The content of the LiFE Modules is framed around driving questions that allow students and teachers to gain knowledge, skills, and practices for making environmental and dietary choices that lead to nutritional well-being, healthy communities, and empowered families. These driving questions propel the modules by directly connecting scientific and nutritional ideas with what’s meaningful to kids. This kind of science education requires thoughtful, relevant, and worthwhile investigations. The LiFE modules include:

Growing Food Table of Contents

Unit 1: Becoming Food Scientists
Lesson 1: Corn Investigations
Lesson 2: Exploring Grapes
Lesson 3: Making Grape Juice
Lesson 4: Pre-Assessment

Unit 2: Plants
Lesson 5: The Producers
Lesson 6: Celebrating Plant Parts
Lesson 7: Energy Transformation
Lesson 8: Linking Plants and Animals

Unit 3: Food Webs
Lesson 9: Nature's Decomposers
Lesson 10: Classroom Composting
Lesson 11: Web of Interactions

Unit 4: Agriculture
Lesson 12: No Farmers, No Food
Lesson 13: Classroom Crops
Lesson 14: Investigating Soil
Lesson 15: Soil Texture
Lesson 16: Crops and Weather

Growing Food (grades 4-6)
The driving question: How does nature provide us with food? Students investigate and expand their understanding by studying photosynthesis and the structure and function of plants; interactions in nature; and human-designed agricultural systems that produce the plants and animals humans desire for food. It ends with students exploring and analyzing their food choices in light of what they have learned about our food system. Growing Food was published in Summer 2007 and is available from the Gardening with Kids Store
See Table of Contents at right, and click here for a sample lesson.

Farm to Table & Beyond (grades 5-6)
The driving question: What is the system that gets food from farm to table, and how does this system affect the environment?

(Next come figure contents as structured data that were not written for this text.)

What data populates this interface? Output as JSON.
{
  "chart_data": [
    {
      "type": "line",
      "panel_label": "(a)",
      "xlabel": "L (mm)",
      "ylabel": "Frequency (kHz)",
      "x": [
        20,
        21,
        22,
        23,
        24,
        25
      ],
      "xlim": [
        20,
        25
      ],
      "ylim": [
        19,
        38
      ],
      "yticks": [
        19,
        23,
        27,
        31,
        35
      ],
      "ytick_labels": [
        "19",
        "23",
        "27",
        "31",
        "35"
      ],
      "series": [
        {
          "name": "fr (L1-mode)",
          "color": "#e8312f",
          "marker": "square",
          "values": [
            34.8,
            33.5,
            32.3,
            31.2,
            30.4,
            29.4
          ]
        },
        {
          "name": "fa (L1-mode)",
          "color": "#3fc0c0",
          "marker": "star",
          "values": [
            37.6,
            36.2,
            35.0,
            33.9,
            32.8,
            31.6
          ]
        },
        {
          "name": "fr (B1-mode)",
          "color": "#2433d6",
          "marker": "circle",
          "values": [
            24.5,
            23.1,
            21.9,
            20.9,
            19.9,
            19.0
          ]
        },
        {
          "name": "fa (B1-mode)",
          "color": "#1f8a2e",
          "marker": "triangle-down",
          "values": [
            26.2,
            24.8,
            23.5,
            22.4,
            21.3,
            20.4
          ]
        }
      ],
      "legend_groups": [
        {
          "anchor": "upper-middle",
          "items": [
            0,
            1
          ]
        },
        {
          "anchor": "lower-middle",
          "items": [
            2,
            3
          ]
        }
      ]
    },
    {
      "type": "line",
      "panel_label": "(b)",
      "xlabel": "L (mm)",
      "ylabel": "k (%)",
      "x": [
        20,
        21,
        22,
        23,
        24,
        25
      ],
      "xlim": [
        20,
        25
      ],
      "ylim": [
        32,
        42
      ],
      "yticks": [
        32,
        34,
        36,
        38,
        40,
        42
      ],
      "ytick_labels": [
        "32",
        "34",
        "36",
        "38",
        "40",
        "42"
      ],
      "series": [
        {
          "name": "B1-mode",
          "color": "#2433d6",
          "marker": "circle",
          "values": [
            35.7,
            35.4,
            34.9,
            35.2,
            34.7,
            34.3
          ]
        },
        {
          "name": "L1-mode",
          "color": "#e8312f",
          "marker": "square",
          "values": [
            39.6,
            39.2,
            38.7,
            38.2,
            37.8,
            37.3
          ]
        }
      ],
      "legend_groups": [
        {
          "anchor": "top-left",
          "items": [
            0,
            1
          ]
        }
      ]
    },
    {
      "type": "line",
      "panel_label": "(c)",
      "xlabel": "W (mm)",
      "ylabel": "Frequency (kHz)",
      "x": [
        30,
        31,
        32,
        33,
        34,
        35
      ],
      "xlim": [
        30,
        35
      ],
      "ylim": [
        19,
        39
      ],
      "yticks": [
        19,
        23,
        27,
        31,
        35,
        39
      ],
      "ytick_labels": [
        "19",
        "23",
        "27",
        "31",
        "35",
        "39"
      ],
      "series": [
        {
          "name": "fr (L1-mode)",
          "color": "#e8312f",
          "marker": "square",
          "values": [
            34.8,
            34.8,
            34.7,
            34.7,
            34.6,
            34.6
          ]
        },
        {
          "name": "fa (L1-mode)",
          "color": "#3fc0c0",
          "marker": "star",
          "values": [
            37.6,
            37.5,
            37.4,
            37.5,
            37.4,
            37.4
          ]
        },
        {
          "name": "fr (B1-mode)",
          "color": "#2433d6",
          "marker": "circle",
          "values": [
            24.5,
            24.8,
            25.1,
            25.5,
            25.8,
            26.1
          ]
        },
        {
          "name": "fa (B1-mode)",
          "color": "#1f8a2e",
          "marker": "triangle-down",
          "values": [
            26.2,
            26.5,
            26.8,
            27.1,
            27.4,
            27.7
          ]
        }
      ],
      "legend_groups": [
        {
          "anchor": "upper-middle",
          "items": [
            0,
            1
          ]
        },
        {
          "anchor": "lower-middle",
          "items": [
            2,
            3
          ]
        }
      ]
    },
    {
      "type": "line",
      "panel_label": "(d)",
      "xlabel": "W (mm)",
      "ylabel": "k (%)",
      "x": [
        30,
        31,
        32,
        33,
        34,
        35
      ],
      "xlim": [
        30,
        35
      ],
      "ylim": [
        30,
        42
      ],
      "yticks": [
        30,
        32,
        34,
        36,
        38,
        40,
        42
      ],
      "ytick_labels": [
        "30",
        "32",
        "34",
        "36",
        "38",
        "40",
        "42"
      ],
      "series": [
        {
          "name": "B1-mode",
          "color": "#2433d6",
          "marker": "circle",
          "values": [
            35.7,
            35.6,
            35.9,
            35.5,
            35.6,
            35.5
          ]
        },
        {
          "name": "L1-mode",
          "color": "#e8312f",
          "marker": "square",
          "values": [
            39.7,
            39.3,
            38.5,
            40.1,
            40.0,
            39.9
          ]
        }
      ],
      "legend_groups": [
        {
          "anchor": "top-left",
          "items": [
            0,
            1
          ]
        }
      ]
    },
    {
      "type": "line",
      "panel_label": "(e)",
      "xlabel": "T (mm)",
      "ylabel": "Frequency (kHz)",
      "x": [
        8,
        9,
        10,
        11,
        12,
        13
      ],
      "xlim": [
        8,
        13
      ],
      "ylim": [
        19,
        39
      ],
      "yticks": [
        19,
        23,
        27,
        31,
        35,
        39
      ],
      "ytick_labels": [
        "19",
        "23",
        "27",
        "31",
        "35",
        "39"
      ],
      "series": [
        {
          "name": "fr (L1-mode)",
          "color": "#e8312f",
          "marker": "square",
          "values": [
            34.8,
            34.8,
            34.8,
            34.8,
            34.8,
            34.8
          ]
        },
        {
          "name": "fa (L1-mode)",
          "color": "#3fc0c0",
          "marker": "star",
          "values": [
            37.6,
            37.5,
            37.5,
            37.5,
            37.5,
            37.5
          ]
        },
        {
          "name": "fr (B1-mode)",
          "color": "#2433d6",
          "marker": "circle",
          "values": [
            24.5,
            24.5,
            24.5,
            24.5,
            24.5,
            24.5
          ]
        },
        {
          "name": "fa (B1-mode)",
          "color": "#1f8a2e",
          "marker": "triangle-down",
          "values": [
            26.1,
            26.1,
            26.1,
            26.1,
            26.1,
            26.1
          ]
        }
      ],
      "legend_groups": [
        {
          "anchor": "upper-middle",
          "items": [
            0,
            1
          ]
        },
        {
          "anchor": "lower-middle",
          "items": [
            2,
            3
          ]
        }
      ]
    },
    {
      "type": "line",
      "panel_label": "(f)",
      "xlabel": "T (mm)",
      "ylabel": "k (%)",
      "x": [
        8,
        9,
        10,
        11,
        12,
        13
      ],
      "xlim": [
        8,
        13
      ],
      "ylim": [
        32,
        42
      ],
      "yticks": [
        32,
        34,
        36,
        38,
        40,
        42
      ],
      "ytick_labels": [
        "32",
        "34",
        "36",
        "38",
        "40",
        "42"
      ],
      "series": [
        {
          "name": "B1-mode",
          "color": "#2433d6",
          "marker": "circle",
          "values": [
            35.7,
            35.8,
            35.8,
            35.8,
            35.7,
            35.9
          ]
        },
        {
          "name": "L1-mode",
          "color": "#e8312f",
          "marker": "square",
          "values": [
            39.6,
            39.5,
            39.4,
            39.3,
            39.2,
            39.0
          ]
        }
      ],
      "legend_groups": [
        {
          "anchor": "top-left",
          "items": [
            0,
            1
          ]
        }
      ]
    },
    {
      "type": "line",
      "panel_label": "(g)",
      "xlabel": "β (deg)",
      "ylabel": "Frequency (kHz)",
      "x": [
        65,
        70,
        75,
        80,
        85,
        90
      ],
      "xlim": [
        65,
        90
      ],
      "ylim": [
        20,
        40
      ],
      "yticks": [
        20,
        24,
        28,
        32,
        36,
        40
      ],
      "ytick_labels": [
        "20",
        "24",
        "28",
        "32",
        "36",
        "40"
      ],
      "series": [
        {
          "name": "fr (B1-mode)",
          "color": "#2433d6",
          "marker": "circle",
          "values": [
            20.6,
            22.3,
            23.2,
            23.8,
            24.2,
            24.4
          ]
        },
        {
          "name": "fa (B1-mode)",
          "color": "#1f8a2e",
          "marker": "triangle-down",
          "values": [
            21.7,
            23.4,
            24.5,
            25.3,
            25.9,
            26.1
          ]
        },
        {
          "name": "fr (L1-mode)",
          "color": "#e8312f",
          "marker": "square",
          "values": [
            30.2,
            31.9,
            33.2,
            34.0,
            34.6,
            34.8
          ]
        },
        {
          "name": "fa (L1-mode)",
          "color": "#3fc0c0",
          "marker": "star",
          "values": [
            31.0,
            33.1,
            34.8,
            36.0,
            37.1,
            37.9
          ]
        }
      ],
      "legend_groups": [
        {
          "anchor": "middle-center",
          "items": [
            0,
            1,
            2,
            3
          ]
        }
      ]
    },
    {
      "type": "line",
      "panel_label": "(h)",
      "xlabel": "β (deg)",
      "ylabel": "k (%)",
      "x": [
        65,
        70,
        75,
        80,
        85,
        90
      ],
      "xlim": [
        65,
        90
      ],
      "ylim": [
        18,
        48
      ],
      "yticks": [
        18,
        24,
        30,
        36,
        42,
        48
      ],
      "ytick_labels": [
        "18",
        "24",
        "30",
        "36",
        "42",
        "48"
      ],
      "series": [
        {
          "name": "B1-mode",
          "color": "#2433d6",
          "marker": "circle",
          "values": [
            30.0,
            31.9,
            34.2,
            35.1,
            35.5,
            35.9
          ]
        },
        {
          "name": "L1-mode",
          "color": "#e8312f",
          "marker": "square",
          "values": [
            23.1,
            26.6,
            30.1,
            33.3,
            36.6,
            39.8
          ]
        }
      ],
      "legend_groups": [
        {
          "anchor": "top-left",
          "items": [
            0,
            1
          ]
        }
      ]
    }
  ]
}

Students explore why we have food systems, learn about how food is processed, investigate the waste and pollution created in the process, and explore the environmental impacts of our food system. It concludes with students investigating their own food choices to decide if and what they want to change about how they eat and to discuss, debate, and defend their choices.
Farm to Table & Beyond will be published in Spring 2008.

Food & Health (grades 5-6)
The driving question: How does food provide our body with what it needs? Through studying human body systems, students learn how our bodies use food, how our body systems work, and what we can do to maintain good health. Students experiment with food and cook healthful recipes to eat with their peers.
Food & Health will be published in Fall 2008.

Choice, Control & Change (C3) (grades 6-8)
The driving question: How can we use scientific evidence to help us make healthful food and activity choices? Students first study energy balance in the human body and collect food intake (energy input) and activity (energy output) data on themselves. Next students learn how food and activity choices relate to health and explore why obesity, diabetes, and heart disease are increasing in our society. From here they analyze their own food and activity data and discuss, debate, and defend any changes they would like to make to their own lifestyles. Following that, they collect data on ways that our society presents challenges to maintaining healthful habits. The last unit of this module confirms student understanding of the science that connects food and activity to health. Choice, Control and Change is now in the final stages of pilot testing.